Conspiracy theorist Ron Johnson, who moonlights as a Republican senator from Wisconsin, wants to hold congressional hearings to prove that the federal government is covering up information on the Sept. 11, 2001, attacks.
In an interview with a right-wing podcaster, Ron Johnson falsely claimed the attacks that killed thousands of people across New York, Washington, D.C., and Pennsylvania were an inside job.
“My guess is there’s an awful lot being covered up, in terms of what the American government knows about 9/11,” Johnson said Monday, also noting that he thought President Donald Trump “should have some interest, being a New Yorker himself.”
Johnson went on to claim that 7 World Trade Center, which collapsed after the twin towers fell due to fire weakening structural beams within it, was actually felled by a “controlled demolition,” saying he thinks someone “ordered the destruction and removal” of evidence in the building. Cuckoo much?
Needless to say, Johnson’s ideas about 9/11 have been thoroughly and repeatedly debunked.
He also said he will team up with former Rep. Curt Weldon, Republican of Pennsylvania, who has also been spreading 9/11 conspiracy theories on former Fox News host and Russian propagandist Tucker Carlson’s show, to find out what happened in the attack.
“I will work with him to expose what he’s willing to expose,” Johnson said. “My eyes have been opened up.”
This is not the only absurd and offensive conspiracy theory that the senior senator from Wisconsin has spread.
In September, Johnson claimed the Great Depression was planned.
“The Great Depression was pretty well planned,” he said in an interview with a right-wing radio program. “You know, all the big money men were pretty well warned that they were going to finally collapse the system. They had booms and busts. They had to finally just collapse the system, kind of start all over.”
“I know it really sounds like conspiracy theory,” Johnson continued. “I don’t completely understand it, but it sure seems—it’s just in my bones, I just feel there’s a great deal of corruption and control there that the vast majority of people do not understand.”
How comforting that a sitting U.S. senator is spreading a conspiracy theory without any evidence other than a feeling in his “bones.”
Johnson has also pushed conspiracy theories about the Jan. 6, 2021, attack in the U.S. Capitol, when thousands of Trump supporters violently broke into the building to stop the certification of then-President-elect Joe Biden’s victory. Johnson falsely claimed that the insurrectionists weren’t supporters of Trump but rather “agents-provocateurs” who “whipped the crowd and breached the Capitol.”
Of course, an independent watchdog found that there were no undercover agents in the crowd on Jan. 6, and that it really was just rabid Trumpers who wanted to keep Dear Leader in office despite his loss.

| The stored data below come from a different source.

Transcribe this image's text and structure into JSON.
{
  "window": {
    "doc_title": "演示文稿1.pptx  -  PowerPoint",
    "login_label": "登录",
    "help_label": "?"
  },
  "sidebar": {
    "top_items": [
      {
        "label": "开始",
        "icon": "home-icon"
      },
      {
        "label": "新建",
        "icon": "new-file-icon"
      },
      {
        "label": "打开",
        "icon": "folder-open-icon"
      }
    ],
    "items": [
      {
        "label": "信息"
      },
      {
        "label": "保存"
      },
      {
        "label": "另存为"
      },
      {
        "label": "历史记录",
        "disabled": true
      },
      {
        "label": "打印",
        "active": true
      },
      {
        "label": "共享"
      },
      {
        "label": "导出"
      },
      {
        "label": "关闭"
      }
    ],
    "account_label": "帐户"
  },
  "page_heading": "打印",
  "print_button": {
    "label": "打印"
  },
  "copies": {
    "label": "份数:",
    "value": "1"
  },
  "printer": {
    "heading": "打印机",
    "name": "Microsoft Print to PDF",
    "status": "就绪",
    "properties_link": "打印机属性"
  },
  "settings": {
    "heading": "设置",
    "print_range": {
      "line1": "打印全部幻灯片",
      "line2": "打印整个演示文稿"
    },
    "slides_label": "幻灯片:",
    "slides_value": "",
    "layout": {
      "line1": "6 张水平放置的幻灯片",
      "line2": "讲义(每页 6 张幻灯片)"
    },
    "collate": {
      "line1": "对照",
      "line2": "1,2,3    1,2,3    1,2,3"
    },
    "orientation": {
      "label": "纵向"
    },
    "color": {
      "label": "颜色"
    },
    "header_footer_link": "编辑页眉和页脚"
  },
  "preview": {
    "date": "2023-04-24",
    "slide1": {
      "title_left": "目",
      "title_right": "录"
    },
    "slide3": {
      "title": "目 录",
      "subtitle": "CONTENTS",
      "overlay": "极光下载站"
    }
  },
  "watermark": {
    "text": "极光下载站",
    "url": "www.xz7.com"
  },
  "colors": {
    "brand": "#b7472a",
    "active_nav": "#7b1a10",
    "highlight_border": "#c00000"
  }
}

Johnson has also promoted COVID-19 misinformation, including falsely claiming that people could use mouthwash to prevent infection.
It’s unclear why Johnson is reopening a can of worms about 9/11 now, more than 20 years after the attack. But it could be because he has an ally in Trump, who has never met a conspiracy theory he didn’t like.
Since taking office in January, Trump has released files on the assassinations of former President John F. Kennedy and former Sen. Robert F Kennedy.
The release of documents from RFK’s assassination have angered his daughter, Kerry Kennedy, who condemned the Trump administration for releasing images from the autopsy report.
She wrote in a post on X:
It was hard to be an 8-year-old girl who lost her father to a man with a gun. It was hard to absorb that violence. It was hard to imagine what his final moments were like. It was hard knowing that anytime I watched a movie or show about the 1960s, I’d inevitably relive the worst moment of my life.
As of yesterday—Good Friday—it will be hard in a new and unimaginable way. Anytime I, or one of my siblings, children, nieces, or nephews, come across images of my father—the man who hugged me every morning and kissed me goodnight—we won’t just see him as we remember him. Instead, we’ll be confronted with graphic, explicit photos of his mangled body from an autopsy report.
Meanwhile, Attorney General Bondi waged a failed PR stunt to release files surrounding now-deceased sex trafficker Jeffrey Epstein, handing out binders with documents that had already been made public to a select few pro-Trump influencers.
The failed stunt angered Trump allies, who called the release “unprofessional” and a “complete disappointment.”